In 1871 the Estill Iron Company, a new concern, in the hands of skilled men and with abundant capital, purchased the Cottage Furnace property. As soon as either one of the projects for reaching these works by railroad is completed, the manufacture will be still more largely increased. The irregularity and uncertainty of transportation are the great barriers to the development of the mineral wealth of Kentucky.


Franklin County
The Survey Of The Land Whereon Frankfort Now Stands was first made on Friday, July 16, 1773, by Hancock Taylor, a deputy or assistant of Col. Wm. Preston, then official surveyor of Fincastle County, Virginia; which county then included a large part of western (now West) Virginia, together with all of the country now known as the state of Kentucky. Two, if not all, of Taylor's regular surveying party were Matthew Bracken (after whom Bracken Creek was named, and from it, Bracken County), and Jacob Dren-non (who gave name to Drennon Creek in Henry County). Two surveys were made embracing together 600 acres, and including most of the bottom on which Frankfort is built; for Robert McAfee, one of the McAfee company of five with whom Taylor's party had met on May 28th, preceding, on the Kanawha River, and had since been traveling, exploring, and surveying with.


Hopkins County
Baron Frederic Wm. Augustus Steuben, the distinguished (Prussian) inspector general of the Revolutionary Army, shortly after the close of the war for independence, visited Kentucky and located some land. Tradition says that he was wounded by the Indians at or near a lick in Hopkins County, called (from that circumstance) Steuben's Lick.
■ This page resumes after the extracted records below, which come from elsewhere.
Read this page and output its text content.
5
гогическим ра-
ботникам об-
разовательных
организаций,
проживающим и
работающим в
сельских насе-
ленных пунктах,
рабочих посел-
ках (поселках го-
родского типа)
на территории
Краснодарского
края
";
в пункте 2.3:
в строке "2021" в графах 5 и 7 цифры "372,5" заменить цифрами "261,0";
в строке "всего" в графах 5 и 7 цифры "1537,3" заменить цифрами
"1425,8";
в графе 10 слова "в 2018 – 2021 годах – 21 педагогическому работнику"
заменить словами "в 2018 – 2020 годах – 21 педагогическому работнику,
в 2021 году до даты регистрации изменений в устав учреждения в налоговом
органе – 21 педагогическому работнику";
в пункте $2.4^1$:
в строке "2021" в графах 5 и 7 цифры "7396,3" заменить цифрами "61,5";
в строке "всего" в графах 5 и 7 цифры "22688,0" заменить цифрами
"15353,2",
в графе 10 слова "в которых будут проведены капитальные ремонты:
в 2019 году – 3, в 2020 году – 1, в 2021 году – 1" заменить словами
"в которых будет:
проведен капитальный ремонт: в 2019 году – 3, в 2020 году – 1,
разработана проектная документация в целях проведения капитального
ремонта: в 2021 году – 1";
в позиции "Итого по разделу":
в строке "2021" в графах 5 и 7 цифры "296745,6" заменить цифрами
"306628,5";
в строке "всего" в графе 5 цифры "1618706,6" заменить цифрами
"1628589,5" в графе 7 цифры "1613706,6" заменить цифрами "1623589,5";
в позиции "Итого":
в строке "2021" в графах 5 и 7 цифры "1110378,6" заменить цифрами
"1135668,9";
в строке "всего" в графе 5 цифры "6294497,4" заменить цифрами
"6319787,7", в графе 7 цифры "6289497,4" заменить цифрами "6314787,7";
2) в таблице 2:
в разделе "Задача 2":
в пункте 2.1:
He died in Utica, New York, November 28, 1794, and a copy of his will was sent to Kentucky, and was on file in the Court of Appeals, but destroyed by fire when the papers of that office were burned. Among its provisions was a bequest to Capt. Meriwether Lewis, his former aide-de-camp, of one of his swords, and a legacy in money of perhaps $2,000; for the reason that Lewis' salary of $500, as secretary to President Jefferson, was insufficient to support him in the style his position demanded. There was also a legacy of perhaps $2,000 each to certain of his servants, on condition that, at his death, they should lay him out in his military cloak, and at the expiration of a designated time, bury his body in a secret place, which he had pointed out to them, and forever keep the place concealed; any disclosure of this secret to forfeit the legacy. In attempting to removed his remains, a few years ago, they were found to be petrified.


Lincoln County
Springs. - The Crab Orchard neighborhood, in the eastern part of Lincoln County, is distinguished for the number, variety, and excellence of its mineral springs. They were known in 1857 as: 1. The two Crab Orchard Springs (Caldwell's), both chalybeate; 2. Brown's Spring, chalybeate, half a mile out, on the Lancaster Turnpike; 3. Howard's White Sulphur Well, one and one-half miles out, on the Mt. Vernon Road; 4. Epsom Spring, No. 1, one mile out, on the Lancaster Turnpike; 5. Epsom Spring at Foley's, half a mile from the center of Crab Orchard, on the Fall Dick Road; 6. Sowder's Spring, one and one-half miles out, on the north of the hill toward Dick's River; and 7. Bryant's Springs near Crab Orchard, seven in number, chalybeate, sulphur, and more. The "Crab Orchards Salts," obtained by carefully evaporating the water of the two Epsom or of Sowder's Springs to dryness in iron kettles, have been sold by druggists throughout the country and have become an official article. They are less drastic and more tonic than pure, unmixed Epsom salts, and they are more likely to act on the liver in the manner of calomel when taken in small doses. The sulphate of magnesia (Epsom salts) is the principal saline ingredient of several of the springs.